What year did you graduate from UGA? What was your major?
I was a double dawg. I graduated in 1999 as a political science/criminal justice major, then I graduated from the School of Law in 2002.
Why did you choose to attend UGA?
I knew I wanted to go into law and possibly politics. If you look at the leaders of our state in that time, everyone was a University of Georgia graduate. If you looked at the governor, justice on the supreme court, secretary of state or speaker of the house, all of them were UGA graduates. It was the most influential university in our state, so I chose to come to UGA.
What path led you to establishing your own law firm/practice?
At the time, I wanted to run for elected office. I opened up my own practice so I could have the time and flexibility to do that.
How did you get involved with the Women of UGA Leadership Council?
I’m passionate about the University of Georgia. I’m a huge fan of not just sports, but the university itself. I wanted to give back to the university in ways that would continue to touch peoples’ lives, even after they have left school. When I heard that Women of UGA was being formed, I thought it would be a great opportunity to do what I wanted to do.
What are you enjoying most about serving on the Women of UGA Leadership Council?
I think there is a great group of women on the council. Everyone is equally passionate about our school.
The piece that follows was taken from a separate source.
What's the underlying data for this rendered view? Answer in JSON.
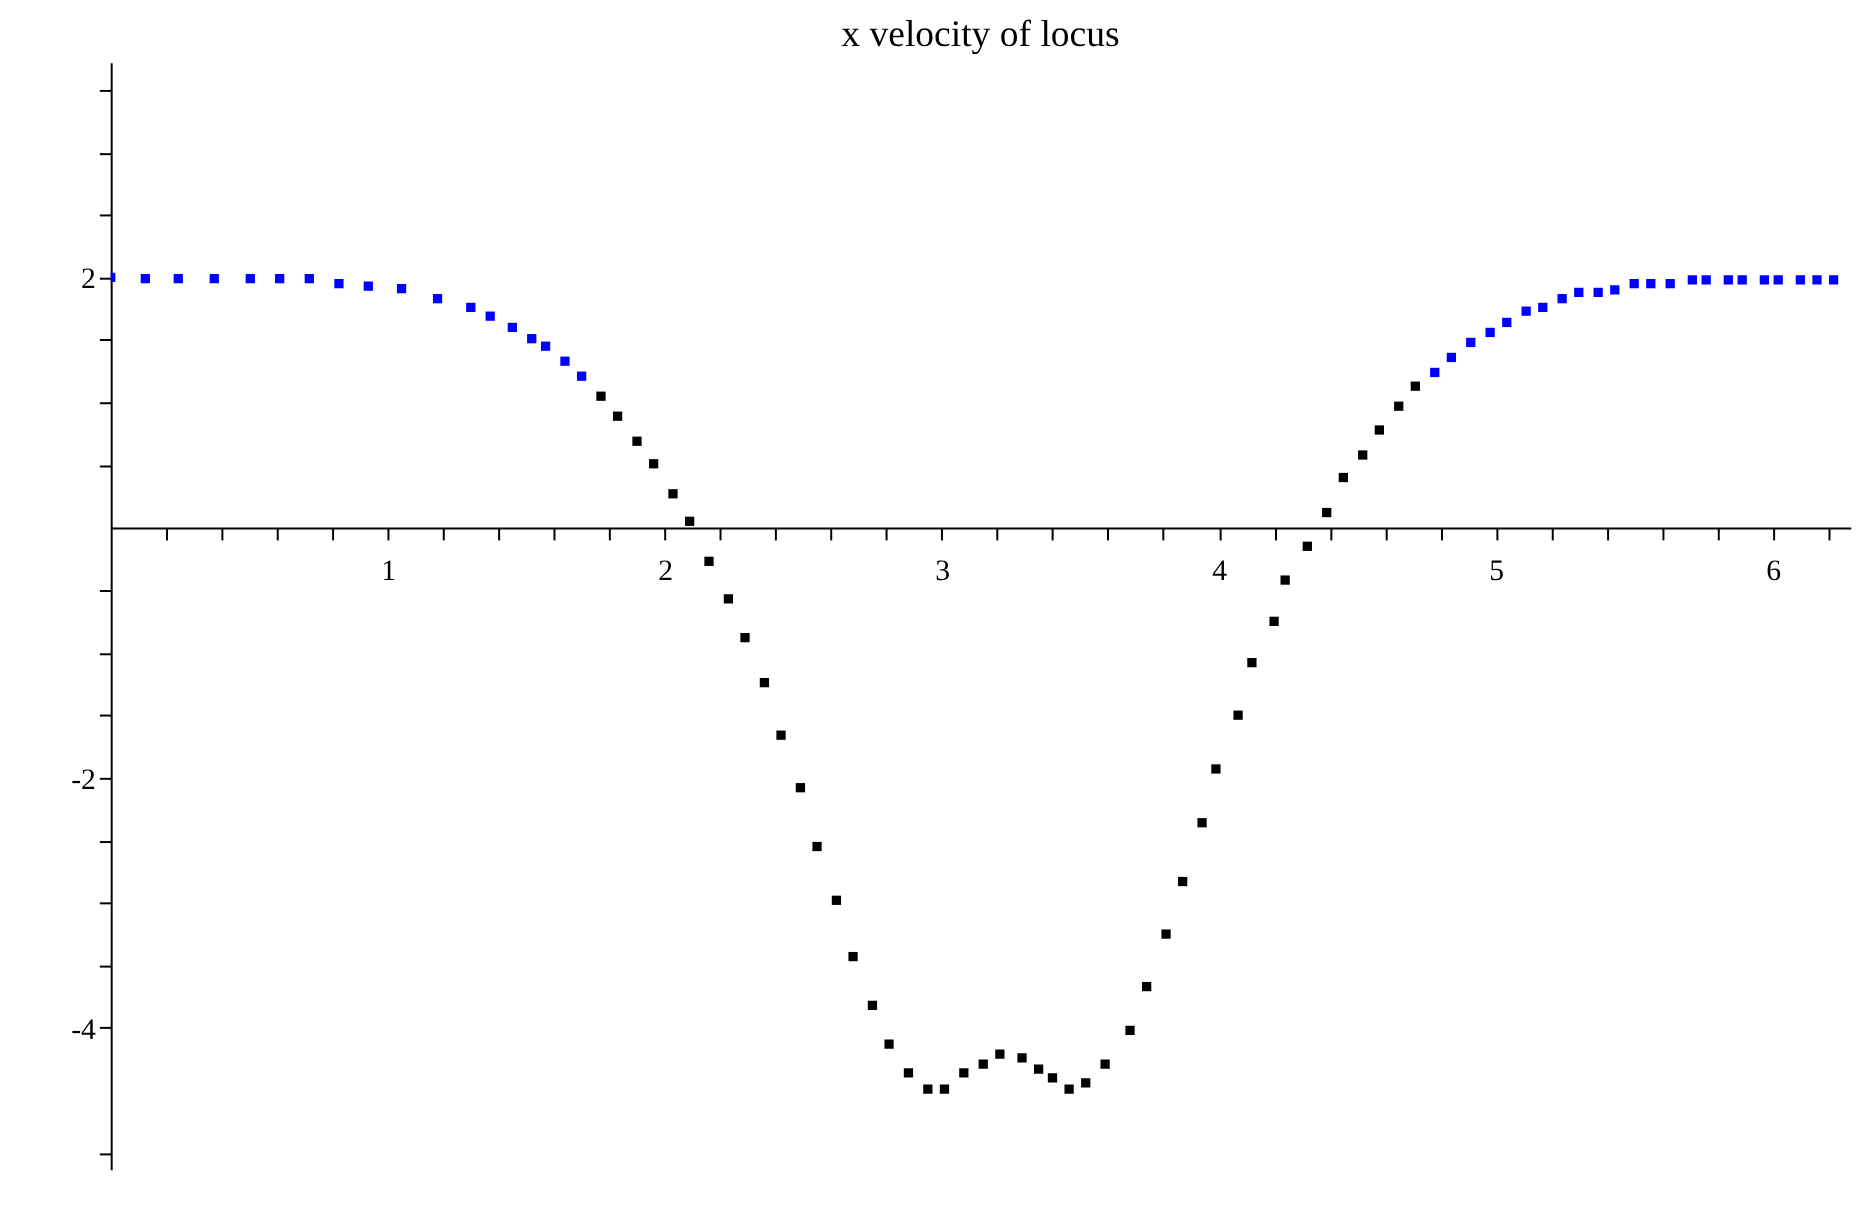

I’m chair of the events committee, so I work on planning and events, such as our Cookies and Cocoa, event we having coming up. Just being able to have outreach with not only women on the council, but other alumni coming back is really exciting.
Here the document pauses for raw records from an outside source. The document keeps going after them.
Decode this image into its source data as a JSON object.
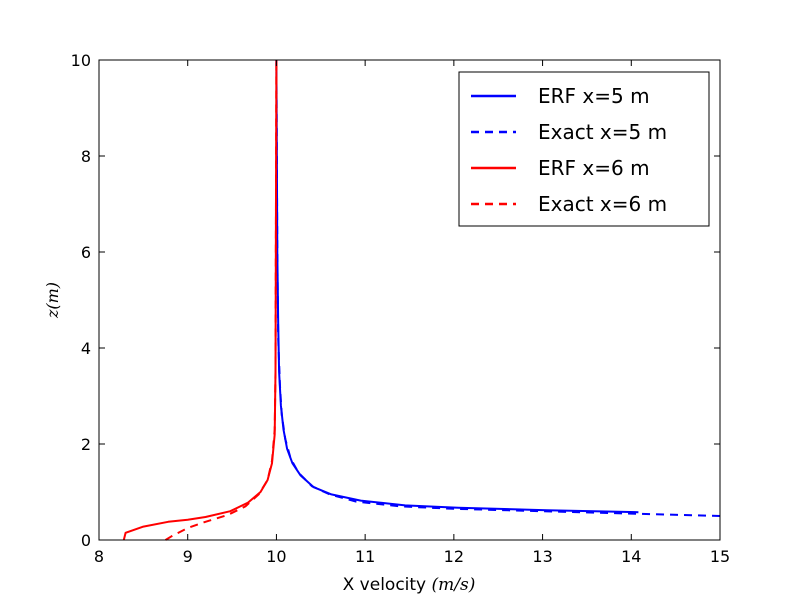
{
  "chart_data": {
    "type": "line",
    "title": "",
    "xlabel": "X velocity",
    "xlabel_unit": "(m/s)",
    "ylabel": "z(m)",
    "xlim": [
      8,
      15
    ],
    "ylim": [
      0,
      10
    ],
    "xticks": [
      "8",
      "9",
      "10",
      "11",
      "12",
      "13",
      "14",
      "15"
    ],
    "yticks": [
      "0",
      "2",
      "4",
      "6",
      "8",
      "10"
    ],
    "grid": false,
    "legend_position": "top-right",
    "series": [
      {
        "name": "ERF x=5 m",
        "color": "#0000ff",
        "style": "solid",
        "x": [
          14.08,
          13.05,
          12.05,
          11.45,
          10.95,
          10.62,
          10.42,
          10.27,
          10.18,
          10.12,
          10.08,
          10.05,
          10.03,
          10.02,
          10.01,
          10.0
        ],
        "y": [
          0.58,
          0.62,
          0.67,
          0.72,
          0.82,
          0.95,
          1.1,
          1.35,
          1.6,
          1.9,
          2.3,
          2.8,
          3.5,
          4.5,
          6.0,
          10.0
        ]
      },
      {
        "name": "Exact x=5 m",
        "color": "#0000ff",
        "style": "dashed",
        "x": [
          15.0,
          14.0,
          13.0,
          12.0,
          11.4,
          10.9,
          10.6,
          10.4,
          10.25,
          10.16,
          10.1,
          10.06,
          10.04,
          10.02,
          10.01,
          10.0
        ],
        "y": [
          0.5,
          0.55,
          0.6,
          0.65,
          0.7,
          0.8,
          0.95,
          1.12,
          1.4,
          1.7,
          2.1,
          2.6,
          3.2,
          4.2,
          6.0,
          10.0
        ]
      },
      {
        "name": "ERF x=6 m",
        "color": "#ff0000",
        "style": "solid",
        "x": [
          8.28,
          8.3,
          8.5,
          8.78,
          9.0,
          9.2,
          9.48,
          9.68,
          9.82,
          9.9,
          9.95,
          9.98,
          9.99,
          10.0
        ],
        "y": [
          0.0,
          0.15,
          0.28,
          0.38,
          0.42,
          0.48,
          0.6,
          0.78,
          1.0,
          1.25,
          1.6,
          2.2,
          3.5,
          10.0
        ]
      },
      {
        "name": "Exact x=6 m",
        "color": "#ff0000",
        "style": "dashed",
        "x": [
          8.75,
          8.82,
          9.0,
          9.2,
          9.45,
          9.65,
          9.8,
          9.9,
          9.95,
          9.98,
          9.99,
          10.0
        ],
        "y": [
          0.0,
          0.08,
          0.25,
          0.38,
          0.52,
          0.7,
          0.95,
          1.25,
          1.65,
          2.3,
          3.5,
          10.0
        ]
      }
    ]
  }
}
What is the most valuable piece of career advice someone gave to you?
In the 8th-grade I had an attorney say, “If you take away one person’s rights, what’s to stop you from having the domino effect on others?” Another time, someone told me, “you can’t say anything about things unless you’re willing to make a difference.” That’s when I decided to go into criminal law and politics.
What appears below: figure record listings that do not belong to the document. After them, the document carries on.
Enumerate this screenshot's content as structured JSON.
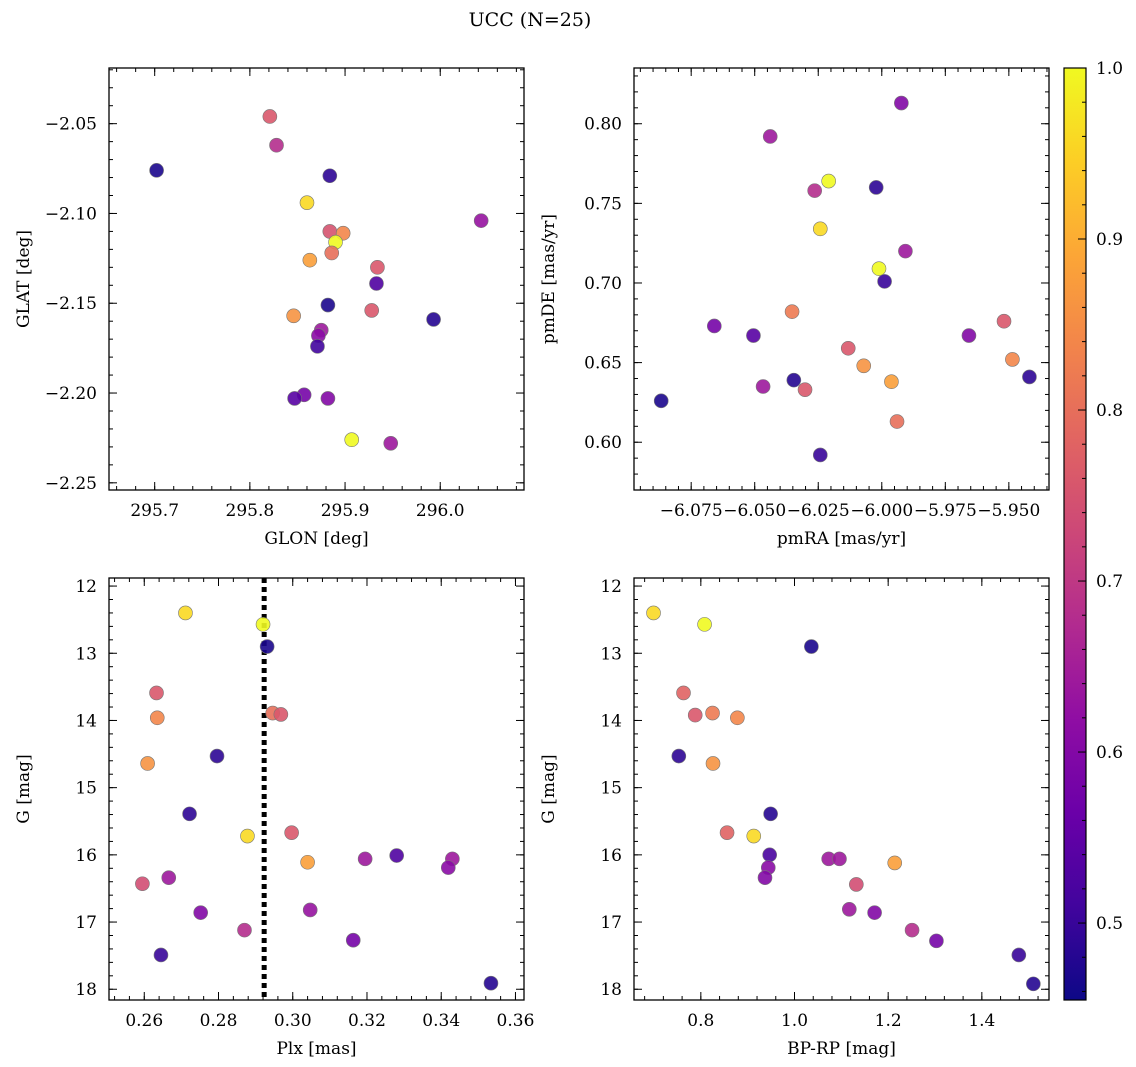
{
  "figure": {
    "title": "UCC (N=25)"
  },
  "colorbar": {
    "range": [
      0.455,
      1.0
    ],
    "ticks": [
      0.5,
      0.6,
      0.7,
      0.8,
      0.9,
      1.0
    ],
    "tick_labels": [
      "0.5",
      "0.6",
      "0.7",
      "0.8",
      "0.9",
      "1.0"
    ],
    "colormap": "plasma"
  },
  "chart_data": [
    {
      "id": "glon-glat",
      "type": "scatter",
      "xlabel": "GLON [deg]",
      "ylabel": "GLAT [deg]",
      "xlim": [
        295.652,
        296.088
      ],
      "ylim": [
        -2.254,
        -2.019
      ],
      "invert_y": false,
      "xticks": [
        295.7,
        295.8,
        295.9,
        296.0
      ],
      "xtick_labels": [
        "295.7",
        "295.8",
        "295.9",
        "296.0"
      ],
      "yticks": [
        -2.05,
        -2.1,
        -2.15,
        -2.2,
        -2.25
      ],
      "ytick_labels": [
        "−2.05",
        "−2.10",
        "−2.15",
        "−2.20",
        "−2.25"
      ],
      "points": [
        {
          "x": 295.821,
          "y": -2.046,
          "c": 0.76
        },
        {
          "x": 295.828,
          "y": -2.062,
          "c": 0.68
        },
        {
          "x": 295.702,
          "y": -2.076,
          "c": 0.47
        },
        {
          "x": 295.884,
          "y": -2.079,
          "c": 0.49
        },
        {
          "x": 295.86,
          "y": -2.094,
          "c": 0.96
        },
        {
          "x": 296.043,
          "y": -2.104,
          "c": 0.63
        },
        {
          "x": 295.884,
          "y": -2.11,
          "c": 0.75
        },
        {
          "x": 295.898,
          "y": -2.111,
          "c": 0.84
        },
        {
          "x": 295.89,
          "y": -2.116,
          "c": 1.0
        },
        {
          "x": 295.886,
          "y": -2.122,
          "c": 0.8
        },
        {
          "x": 295.863,
          "y": -2.126,
          "c": 0.88
        },
        {
          "x": 295.934,
          "y": -2.13,
          "c": 0.76
        },
        {
          "x": 295.933,
          "y": -2.139,
          "c": 0.53
        },
        {
          "x": 295.882,
          "y": -2.151,
          "c": 0.47
        },
        {
          "x": 295.928,
          "y": -2.154,
          "c": 0.76
        },
        {
          "x": 295.846,
          "y": -2.157,
          "c": 0.86
        },
        {
          "x": 295.993,
          "y": -2.159,
          "c": 0.48
        },
        {
          "x": 295.875,
          "y": -2.165,
          "c": 0.64
        },
        {
          "x": 295.872,
          "y": -2.168,
          "c": 0.61
        },
        {
          "x": 295.871,
          "y": -2.174,
          "c": 0.51
        },
        {
          "x": 295.857,
          "y": -2.201,
          "c": 0.58
        },
        {
          "x": 295.847,
          "y": -2.203,
          "c": 0.54
        },
        {
          "x": 295.882,
          "y": -2.203,
          "c": 0.6
        },
        {
          "x": 295.907,
          "y": -2.226,
          "c": 1.0
        },
        {
          "x": 295.948,
          "y": -2.228,
          "c": 0.64
        }
      ]
    },
    {
      "id": "pmra-pmde",
      "type": "scatter",
      "xlabel": "pmRA [mas/yr]",
      "ylabel": "pmDE [mas/yr]",
      "xlim": [
        -6.0975,
        -5.9342
      ],
      "ylim": [
        0.57,
        0.835
      ],
      "invert_y": false,
      "xticks": [
        -6.075,
        -6.05,
        -6.025,
        -6.0,
        -5.975,
        -5.95
      ],
      "xtick_labels": [
        "−6.075",
        "−6.050",
        "−6.025",
        "−6.000",
        "−5.975",
        "−5.950"
      ],
      "yticks": [
        0.6,
        0.65,
        0.7,
        0.75,
        0.8
      ],
      "ytick_labels": [
        "0.60",
        "0.65",
        "0.70",
        "0.75",
        "0.80"
      ],
      "points": [
        {
          "x": -5.9923,
          "y": 0.813,
          "c": 0.6
        },
        {
          "x": -6.0439,
          "y": 0.792,
          "c": 0.64
        },
        {
          "x": -6.0209,
          "y": 0.764,
          "c": 1.0
        },
        {
          "x": -6.0264,
          "y": 0.758,
          "c": 0.68
        },
        {
          "x": -6.0022,
          "y": 0.76,
          "c": 0.49
        },
        {
          "x": -6.0242,
          "y": 0.734,
          "c": 0.96
        },
        {
          "x": -5.9907,
          "y": 0.72,
          "c": 0.64
        },
        {
          "x": -6.0011,
          "y": 0.709,
          "c": 1.0
        },
        {
          "x": -5.9989,
          "y": 0.701,
          "c": 0.5
        },
        {
          "x": -6.0353,
          "y": 0.682,
          "c": 0.82
        },
        {
          "x": -5.9519,
          "y": 0.676,
          "c": 0.76
        },
        {
          "x": -6.0659,
          "y": 0.673,
          "c": 0.58
        },
        {
          "x": -5.9657,
          "y": 0.667,
          "c": 0.6
        },
        {
          "x": -6.0505,
          "y": 0.667,
          "c": 0.54
        },
        {
          "x": -5.9486,
          "y": 0.652,
          "c": 0.84
        },
        {
          "x": -6.0132,
          "y": 0.659,
          "c": 0.76
        },
        {
          "x": -6.0071,
          "y": 0.648,
          "c": 0.86
        },
        {
          "x": -5.9419,
          "y": 0.641,
          "c": 0.49
        },
        {
          "x": -6.0346,
          "y": 0.639,
          "c": 0.48
        },
        {
          "x": -5.9962,
          "y": 0.638,
          "c": 0.88
        },
        {
          "x": -6.0467,
          "y": 0.635,
          "c": 0.64
        },
        {
          "x": -6.0302,
          "y": 0.633,
          "c": 0.76
        },
        {
          "x": -5.994,
          "y": 0.613,
          "c": 0.8
        },
        {
          "x": -6.0868,
          "y": 0.626,
          "c": 0.47
        },
        {
          "x": -6.0242,
          "y": 0.592,
          "c": 0.5
        }
      ]
    },
    {
      "id": "plx-g",
      "type": "scatter",
      "xlabel": "Plx [mas]",
      "ylabel": "G [mag]",
      "xlim": [
        0.2505,
        0.3623
      ],
      "ylim": [
        11.88,
        18.16
      ],
      "invert_y": true,
      "xticks": [
        0.26,
        0.28,
        0.3,
        0.32,
        0.34,
        0.36
      ],
      "xtick_labels": [
        "0.26",
        "0.28",
        "0.30",
        "0.32",
        "0.34",
        "0.36"
      ],
      "yticks": [
        12,
        13,
        14,
        15,
        16,
        17,
        18
      ],
      "ytick_labels": [
        "12",
        "13",
        "14",
        "15",
        "16",
        "17",
        "18"
      ],
      "vline": {
        "x": 0.2923,
        "style": "dotted"
      },
      "points": [
        {
          "x": 0.2711,
          "y": 12.4,
          "c": 0.96
        },
        {
          "x": 0.292,
          "y": 12.57,
          "c": 1.0
        },
        {
          "x": 0.2931,
          "y": 12.9,
          "c": 0.47
        },
        {
          "x": 0.2633,
          "y": 13.59,
          "c": 0.76
        },
        {
          "x": 0.2635,
          "y": 13.96,
          "c": 0.84
        },
        {
          "x": 0.2946,
          "y": 13.89,
          "c": 0.8
        },
        {
          "x": 0.2968,
          "y": 13.91,
          "c": 0.76
        },
        {
          "x": 0.2796,
          "y": 14.53,
          "c": 0.49
        },
        {
          "x": 0.2609,
          "y": 14.64,
          "c": 0.86
        },
        {
          "x": 0.2722,
          "y": 15.39,
          "c": 0.49
        },
        {
          "x": 0.2878,
          "y": 15.72,
          "c": 0.96
        },
        {
          "x": 0.2997,
          "y": 15.67,
          "c": 0.76
        },
        {
          "x": 0.304,
          "y": 16.11,
          "c": 0.88
        },
        {
          "x": 0.3195,
          "y": 16.06,
          "c": 0.64
        },
        {
          "x": 0.328,
          "y": 16.01,
          "c": 0.53
        },
        {
          "x": 0.343,
          "y": 16.06,
          "c": 0.64
        },
        {
          "x": 0.3419,
          "y": 16.19,
          "c": 0.61
        },
        {
          "x": 0.2595,
          "y": 16.43,
          "c": 0.74
        },
        {
          "x": 0.2666,
          "y": 16.34,
          "c": 0.64
        },
        {
          "x": 0.2752,
          "y": 16.86,
          "c": 0.6
        },
        {
          "x": 0.3047,
          "y": 16.82,
          "c": 0.63
        },
        {
          "x": 0.287,
          "y": 17.12,
          "c": 0.68
        },
        {
          "x": 0.3163,
          "y": 17.27,
          "c": 0.58
        },
        {
          "x": 0.2645,
          "y": 17.49,
          "c": 0.5
        },
        {
          "x": 0.3534,
          "y": 17.91,
          "c": 0.48
        }
      ]
    },
    {
      "id": "bprp-g",
      "type": "scatter",
      "xlabel": "BP-RP [mag]",
      "ylabel": "G [mag]",
      "xlim": [
        0.6573,
        1.5434
      ],
      "ylim": [
        11.88,
        18.16
      ],
      "invert_y": true,
      "xticks": [
        0.8,
        1.0,
        1.2,
        1.4
      ],
      "xtick_labels": [
        "0.8",
        "1.0",
        "1.2",
        "1.4"
      ],
      "yticks": [
        12,
        13,
        14,
        15,
        16,
        17,
        18
      ],
      "ytick_labels": [
        "12",
        "13",
        "14",
        "15",
        "16",
        "17",
        "18"
      ],
      "points": [
        {
          "x": 0.699,
          "y": 12.4,
          "c": 0.96
        },
        {
          "x": 0.808,
          "y": 12.57,
          "c": 1.0
        },
        {
          "x": 1.036,
          "y": 12.9,
          "c": 0.47
        },
        {
          "x": 0.763,
          "y": 13.59,
          "c": 0.78
        },
        {
          "x": 0.788,
          "y": 13.92,
          "c": 0.76
        },
        {
          "x": 0.825,
          "y": 13.89,
          "c": 0.82
        },
        {
          "x": 0.878,
          "y": 13.96,
          "c": 0.84
        },
        {
          "x": 0.753,
          "y": 14.53,
          "c": 0.49
        },
        {
          "x": 0.826,
          "y": 14.64,
          "c": 0.86
        },
        {
          "x": 0.949,
          "y": 15.39,
          "c": 0.48
        },
        {
          "x": 0.856,
          "y": 15.67,
          "c": 0.78
        },
        {
          "x": 0.913,
          "y": 15.72,
          "c": 0.96
        },
        {
          "x": 0.947,
          "y": 16.0,
          "c": 0.52
        },
        {
          "x": 0.944,
          "y": 16.19,
          "c": 0.61
        },
        {
          "x": 0.937,
          "y": 16.34,
          "c": 0.6
        },
        {
          "x": 1.073,
          "y": 16.06,
          "c": 0.64
        },
        {
          "x": 1.096,
          "y": 16.06,
          "c": 0.64
        },
        {
          "x": 1.214,
          "y": 16.12,
          "c": 0.88
        },
        {
          "x": 1.132,
          "y": 16.44,
          "c": 0.74
        },
        {
          "x": 1.117,
          "y": 16.81,
          "c": 0.64
        },
        {
          "x": 1.171,
          "y": 16.86,
          "c": 0.6
        },
        {
          "x": 1.251,
          "y": 17.12,
          "c": 0.68
        },
        {
          "x": 1.303,
          "y": 17.28,
          "c": 0.58
        },
        {
          "x": 1.479,
          "y": 17.49,
          "c": 0.5
        },
        {
          "x": 1.51,
          "y": 17.92,
          "c": 0.48
        }
      ]
    }
  ]
}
What advice would you give to graduating seniors or recent college graduates?
I would tell them that it’s difficult out there. It’s a different place and especially finding a job can be difficult sometimes. However, you all (students) have a great network of alumni, and you can’t be afraid to reach out and ask for help. You can’t give up. You have to keep trying.
What’s your favorite thing to do when you visit Athens?
As funny as it sounds, I really love coming back to Athens to eat. There are so many great restaurants in Athens. I love going back to the different restaurants. I really love to come back and have Cecilia’s Cakes. I think they sell them in a couple of restaurants, but they have a location on Milledge Avenue that I love to visit when I come back to Athens. I have a little 3-year-old who just got to ring the Chapel bell last time we visited Athens, so I can’t wait to start making these same memories with him.
How has being part of the Women of UGA Leadership Council benefitted you?
It has helped me reform a connection and attachment with the university. I feel like a lot of times when we leave the university, we lose that connection we had with the university. I have loved coming back to where I belong and feeling that attachment with the university.
What is your favorite UGA memory?
I spent eight years in Athens, and I don’t have any bad memories. I met my husband in Athens. I made lifelong friendships there. They’re all great memories. I used to be in charge of parade for homecoming in Athens. Working with the older cheerleaders that come back for the games, parade and pep rallies was such a blast and always a great time. Sharing that enthusiasm was them is one of my fondest memories.